İşte böyle, bazı, çetrefilmiş gibi görünen konular, bilen elde bir nokta halinde toplanıp, efradını câmi ağyârını mani izahına kavuşur… Tabii, değerli Teoman Duralı hocamızın, Dergâh Yayınları’ndan çıkan «Çağdaş Küresel Medeniyet» kitabını, o arkadaşımıza zevkle müjdelemeyi ihmal etmedim.

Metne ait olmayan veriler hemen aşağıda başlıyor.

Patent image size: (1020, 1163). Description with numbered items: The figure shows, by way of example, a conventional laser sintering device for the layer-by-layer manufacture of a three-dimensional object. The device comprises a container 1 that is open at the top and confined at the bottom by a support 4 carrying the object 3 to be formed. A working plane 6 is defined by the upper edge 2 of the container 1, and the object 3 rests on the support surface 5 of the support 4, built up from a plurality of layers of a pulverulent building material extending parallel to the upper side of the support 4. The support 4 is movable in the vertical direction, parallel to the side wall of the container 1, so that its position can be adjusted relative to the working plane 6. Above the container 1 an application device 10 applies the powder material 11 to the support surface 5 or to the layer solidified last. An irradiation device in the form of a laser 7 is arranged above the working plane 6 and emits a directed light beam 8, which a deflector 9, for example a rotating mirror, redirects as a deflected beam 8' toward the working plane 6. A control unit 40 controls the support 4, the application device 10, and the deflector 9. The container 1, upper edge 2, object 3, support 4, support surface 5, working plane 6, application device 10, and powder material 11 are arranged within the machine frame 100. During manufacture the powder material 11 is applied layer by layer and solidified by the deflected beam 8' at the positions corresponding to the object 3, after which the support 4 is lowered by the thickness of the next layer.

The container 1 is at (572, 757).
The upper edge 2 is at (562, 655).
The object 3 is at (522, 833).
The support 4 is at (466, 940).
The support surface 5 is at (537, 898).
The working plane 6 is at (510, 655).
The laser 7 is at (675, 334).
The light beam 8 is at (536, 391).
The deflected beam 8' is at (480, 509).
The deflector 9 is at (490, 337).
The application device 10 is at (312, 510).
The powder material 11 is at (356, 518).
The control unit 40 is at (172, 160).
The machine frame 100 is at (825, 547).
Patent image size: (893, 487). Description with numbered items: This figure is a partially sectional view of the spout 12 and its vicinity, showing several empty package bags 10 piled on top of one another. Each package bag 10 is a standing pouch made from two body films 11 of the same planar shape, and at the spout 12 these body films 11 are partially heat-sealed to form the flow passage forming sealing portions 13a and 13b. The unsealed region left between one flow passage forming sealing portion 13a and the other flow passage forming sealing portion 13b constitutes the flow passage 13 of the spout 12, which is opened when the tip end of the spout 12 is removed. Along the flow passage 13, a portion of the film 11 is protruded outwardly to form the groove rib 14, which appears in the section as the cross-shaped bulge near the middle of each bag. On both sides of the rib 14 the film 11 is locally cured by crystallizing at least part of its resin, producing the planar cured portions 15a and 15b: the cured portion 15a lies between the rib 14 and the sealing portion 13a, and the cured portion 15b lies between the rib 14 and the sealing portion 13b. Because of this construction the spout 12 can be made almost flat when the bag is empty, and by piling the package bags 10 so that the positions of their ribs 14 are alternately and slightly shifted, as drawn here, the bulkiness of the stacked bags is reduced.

Dünya hallerini anlamada, kavrayamadıkça noksanlık hissettiğimiz kavramlardan biri, benim için ve sanırım pek çoğumuz için, oryantalizm. Edward Said’in kitabını, nedense (pek popülerleştiğinden mi) okuyamadım. Epeyi sonraları, popüler kitabların mukadderatından nasibdâr olarak, çalakalem ve büyük ihtimalle sözlük ile edilmiş, başka yayınevinden çıkmış tercümesini okumağa kalkışınca, gübürlü türkçe ve dizim ve imlâ çöplüğünü aşamama sebebiyle, üç–beş sahifeden sonra devam edememişdim… Nihayet, birkaç ay önce, oryantalizmi enine boyuna, topluca, temiz dizgi–baskı ve türkçe ile anlatan bir kitab ile karşılaştım, ve, bir esrarlı kale daha düştü: «Batı’nın Doğu’su. Avrupa Barbarlığının Küreselleşmesi. Yüksel Kanar. Kitabevi Yay. Ekim 2006, İst.» Oryantalizm nedir? Ne zaman nerde doğmuşdur? Kimin işidir? Nerelerde ne için gezinmektedir? Doğu–Batı yön mü, âlem mi, medeniyet mi? Batıcılık/batılılaşma, istikamet mi; bu açıdan ne ifade ediyor? Yön adı batı, aslında perde mi? Aslında hıristiyancılık mı, hıristiyanlaştırma mı; sekülerleştirme mi? Batılı bilim–sanat sömürü ile kolkola mı?.. Ve benzeri soruların anahtarı bu kitabda. Eline sağlık Yüksel Kanar.